Javelin thrower Neeraj Chopra may be touted as India’s best hope for a track and field medal at the 2020 Tokyo Olympics but the national team coach Uwe Hohn is unhappy about the delay in procuring equipment, insufficient support staff among problems, the Indian Express reported on Sunday.

Chopra had the sixth best throw in 2018 and also became the first Indian to grab the Asian Games and Commonwealth Games gold, raising hopes of a podium finish in the 2020 Games.

“Because of the very bad support of the Sports Authority of India (SAI), we need help from people or companies who like to help ASAP because with every week, bit by bit, we lose chance to reach our high goals!,” the paper quoted a mail from Hohn.

Hohn, the only athlete to hurl the javelin over 100m, also said that the preparation of Chopra and other javelin throwers in the camp was far from ideal in the run up to 2020 Olympics with their demands of better javelin and recovery systems not being met.

“I contacted 2 javelin companies and sent my list of equipment to an office in Patiala. But when the company didn’t receive any order I checked last week and found out that this guy hadn’t even opened the mail I sent to him. That’s the way SAI is working!
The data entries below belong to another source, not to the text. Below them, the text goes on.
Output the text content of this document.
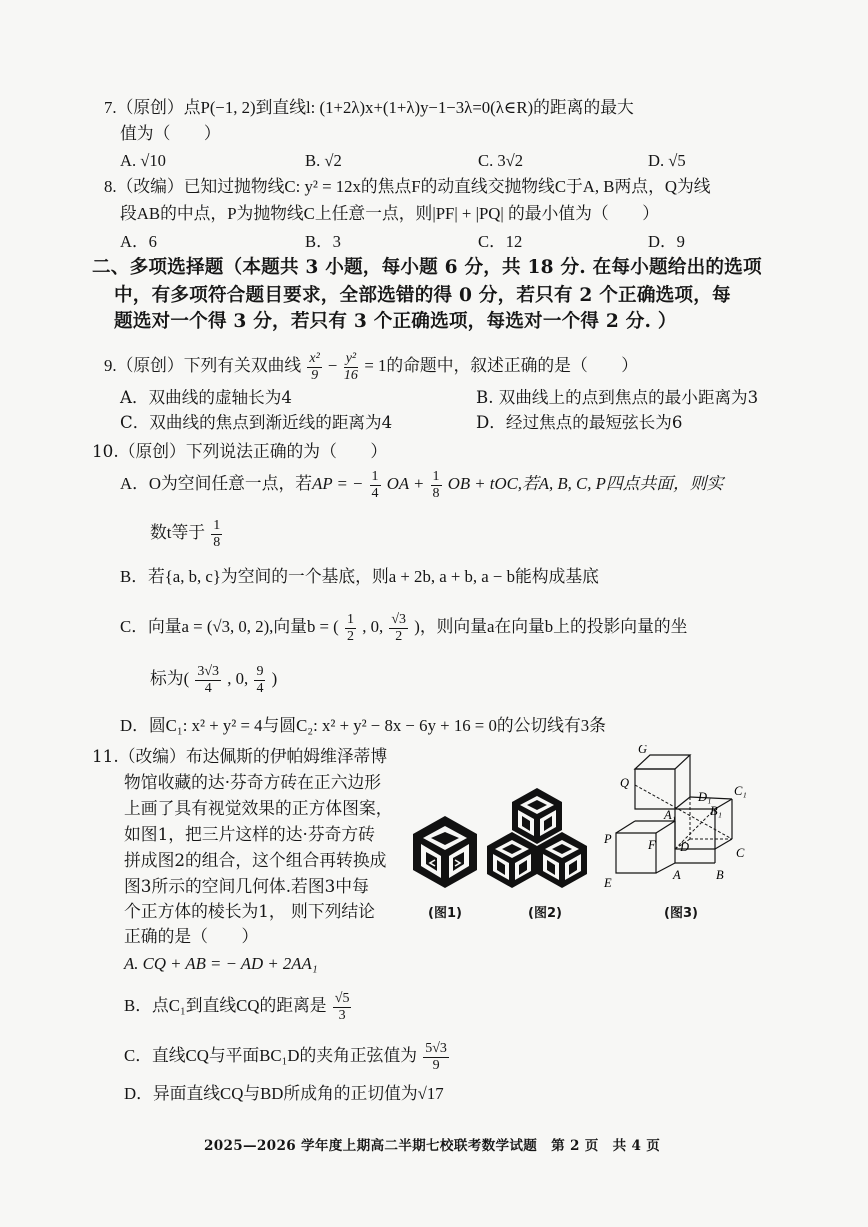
7.（原创）点P(−1, 2)到直线l: (1+2λ)x+(1+λ)y−1−3λ=0(λ∈R)的距离的最大
值为（　　）
A. √10	B. √2	C. 3√2	D. √5
8.（改编）已知过抛物线C: y² = 12x的焦点F的动直线交抛物线C于A, B两点，Q为线
段AB的中点，P为抛物线C上任意一点，则|PF| + |PQ| 的最小值为（　　）
A．6	B．3	C．12	D．9
二、多项选择题（本题共 3 小题，每小题 6 分，共 18 分. 在每小题给出的选项
中，有多项符合题目要求，全部选错的得 0 分，若只有 2 个正确选项，每
题选对一个得 3 分，若只有 3 个正确选项，每选对一个得 2 分. ）
9.（原创）下列有关双曲线 $\frac{\text{x²}}{9} - \frac{\text{y²}}{16} = 1$的命题中，叙述正确的是（　　）
A．双曲线的虚轴长为4	B. 双曲线上的点到焦点的最小距离为3
C．双曲线的焦点到渐近线的距离为4	D．经过焦点的最短弦长为6
10.（原创）下列说法正确的为（　　）
A．O为空间任意一点，若AP = − $\frac{1}{4}$ OA + $\frac{1}{8}$ OB + tOC,若A, B, C, P四点共面，则实
数t等于 $\frac{1}{8}$
B．若{a, b, c}为空间的一个基底，则a + 2b, a + b, a − b能构成基底
C．向量a = (√3, 0, 2),向量b = ( $\frac{1}{2}$ , 0, $\frac{√3}{2}$ )，则向量a在向量b上的投影向量的坐
标为( $\frac{3√3}{4}$ , 0, $\frac{9}{4}$ )
D．圆C₁: x² + y² = 4与圆C₂: x² + y² − 8x − 6y + 16 = 0的公切线有3条
11.（改编）布达佩斯的伊帕姆维泽蒂博
物馆收藏的达·芬奇方砖在正六边形
上画了具有视觉效果的正方体图案，
如图1，把三片这样的达·芬奇方砖
拼成图2的组合，这个组合再转换成
图3所示的空间几何体.若图3中每
个正方体的棱长为1， 则下列结论
正确的是（　　）
A. CQ + AB = − AD + 2AA₁
B．点C₁到直线CQ的距离是 $\frac{√5}{3}$
C．直线CQ与平面BC₁D的夹角正弦值为 $\frac{5√3}{9}$
D．异面直线CQ与BD所成角的正切值为√17
G
Q
D₁ C₁
A₁	B₁
P	F D	C
E
A	B
(图1)	(图2)	(图3)
2025—2026 学年度上期高二半期七校联考数学试题　第 2 页　共 4 页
“I had organised two of them (recovery systems) for our team and SAI reimbursed me for those. Now we have just one and the other is with the 400-m team. Nobody likes to help us, no Athletics Federation of India (AFI), no SAI. SAI is a major problem. It’s been over 4 or 5 months since I made my demand but nothing has happened so far,” wrote the 62-year-old, who is working with nine elite javelin throwers in Patiala.

The 62-year-old is also peeved with the lack of quality support staff and improper planning in holding camps and insists that merely celebrating Chopra’s success without providing him better support won’t work.

“We have just one masseur for nine male athletes and one girl for the female athletes in the camp here and sorry both are not good masseurs! Good massages are also important for a faster recovery, better training and better results.

“Training camps are either delayed or not happening. We can’t go (abroad for tournaments) earlier and don’t get a good block of days to train and fulfill our plans. They blame problems with visa for it but I can’t believe this,” he was quoted as saying.

The report says SAI Director General Neelam Kapur did not respond to newspaper’s messages.